Hollywood Abroad: Hollywood is the dominate force within both film and global media, dominating cinematic playing time both at home and abroad, even amongst nations who market and produce their own filmography. For example the five leading markets after Hollywood are dominated by the United States of America, with Hollywood playing time shares of – United Kingdom 82%, Japan 73%, Germany 88%, Italy 55% and France 63%. All far outweighing cinema produced within these nations.

Within the United States itself, 93% of all time share is allocated to Hollywood released, even suppressing that of independent American cinema (Silva, 2007). and a valuable advert in promotion for the United States of America. Indeed it has been said that Hollywood soon after its inception become the single greatest factor in the rapid Americanisation of not only global media but also the world, as such becoming the most important and significant of the United States’ global exploits.

Hollywood in essence promotes the United States’ ideals, politics, accomplishments and opportunities on a global scale, leading to a global desire to imitate, which has seen many cultures worldwide suppressed (Stokes et al, 2004).

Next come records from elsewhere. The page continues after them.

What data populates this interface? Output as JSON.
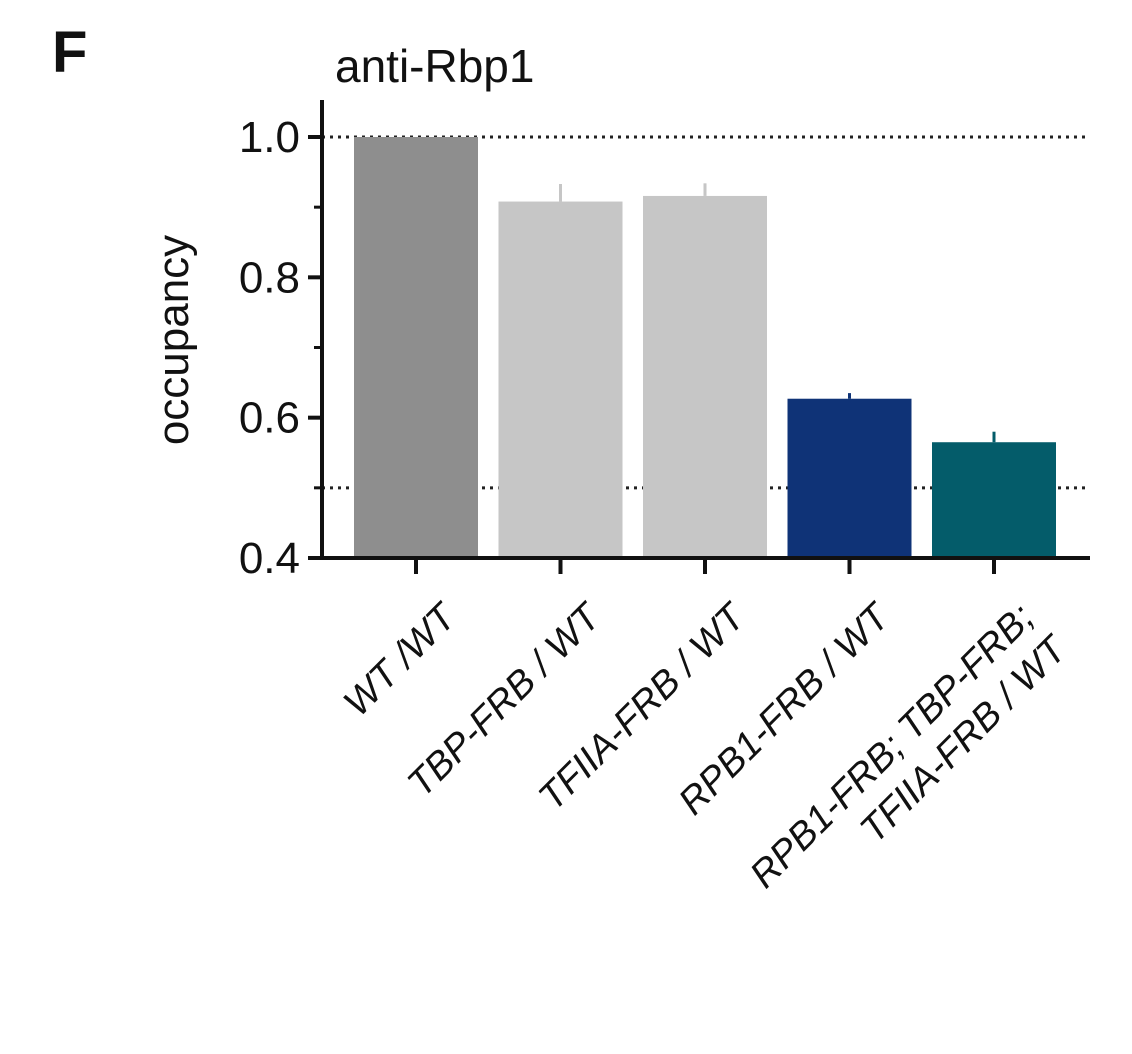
{
  "panel_label": "F",
  "chart_data": {
    "type": "bar",
    "title": "anti-Rbp1",
    "xlabel": "",
    "ylabel": "occupancy",
    "ylim": [
      0.4,
      1.0
    ],
    "yticks": [
      {
        "value": 0.4,
        "label": "0.4"
      },
      {
        "value": 0.6,
        "label": "0.6"
      },
      {
        "value": 0.8,
        "label": "0.8"
      },
      {
        "value": 1.0,
        "label": "1.0"
      }
    ],
    "categories": [
      [
        "WT /WT"
      ],
      [
        "TBP-FRB / WT"
      ],
      [
        "TFIIA-FRB / WT"
      ],
      [
        "RPB1-FRB / WT"
      ],
      [
        "RPB1-FRB; TBP-FRB;",
        "TFIIA-FRB / WT"
      ]
    ],
    "values": [
      1.0,
      0.908,
      0.916,
      0.627,
      0.565
    ],
    "errors": [
      0.0,
      0.025,
      0.018,
      0.008,
      0.015
    ],
    "colors": [
      "#8e8e8e",
      "#c6c6c6",
      "#c6c6c6",
      "#0f3377",
      "#045c6a"
    ],
    "reference_lines": [
      1.0,
      0.5
    ],
    "grid": false,
    "legend": "none"
  }
}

In some ways Hollywood is seen as untouchable such is its global dominance within the film industry, this despite supressing other cultures whilst aggressively asserting the United States’ own, in an often propaganda like manner, promoting the country not as a geographical territory but as an imaginative one, a fantasy world of opportunity and aspiration.

This has led to intermittent periods of revulsion amongst other cultures and nations globally; for example during the 1920s Europe opposed much of what Hollywood was portraying seeing the industry as over-sexed, over-paid and having a potentially damaging affect upon the customs and societies found on the continent, quotes such as ‘poisoning the souls of our children’ and turning them ‘into slaves of American millionaires’ were attributed to opponent during this era.

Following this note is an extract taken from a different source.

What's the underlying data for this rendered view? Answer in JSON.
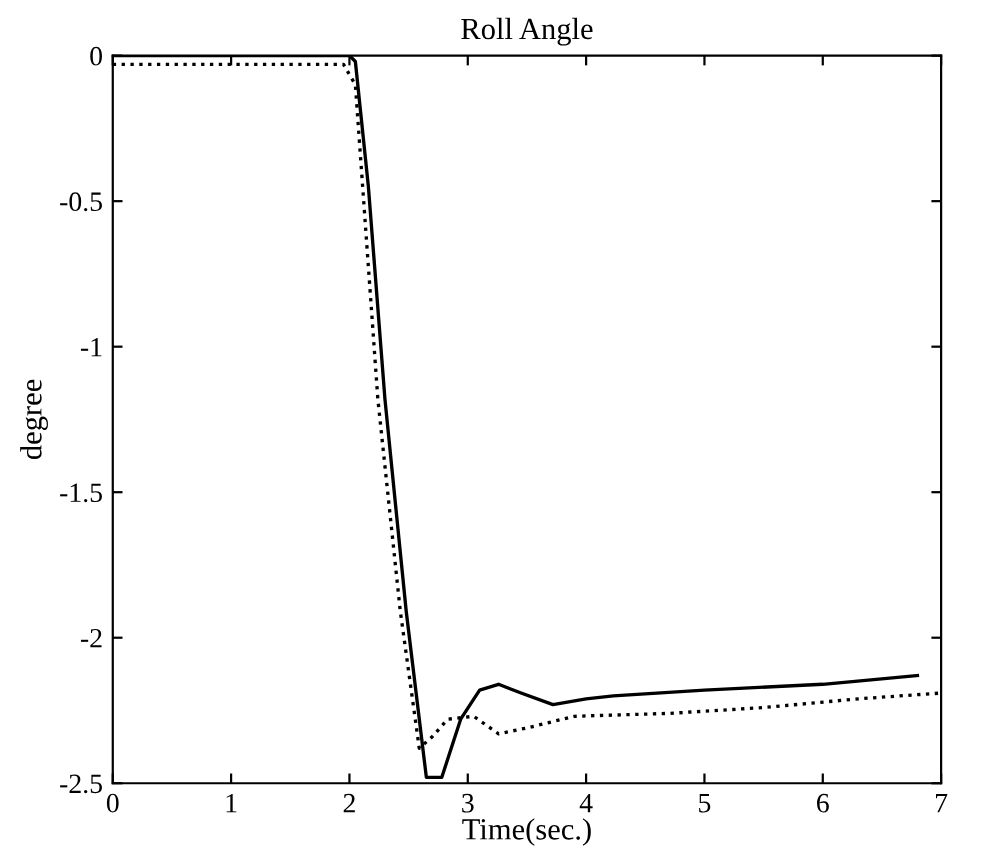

However it must be said, that despite Hollywood’s often overbearing demeanour at the time, this negativity and revulsion was born out of fears by Europe’s cultural elite, who feared Hollywood’s lack of social obligation and radical challenges towards hierarchies of discrimination, taste and the class system.

This saw the influence and transformative power of Hollywood and in-turn American culture grossly exaggerated to manifest how threatening it was. Furthermore anti-Americanism in the Middle East today is often fuelled by the United States depiction within Hollywood filmography, carrying a similar objection and revulsion as seen in Europe during the 1920 and the infant years of Hollywood’s inception (Stokes et al, 2004).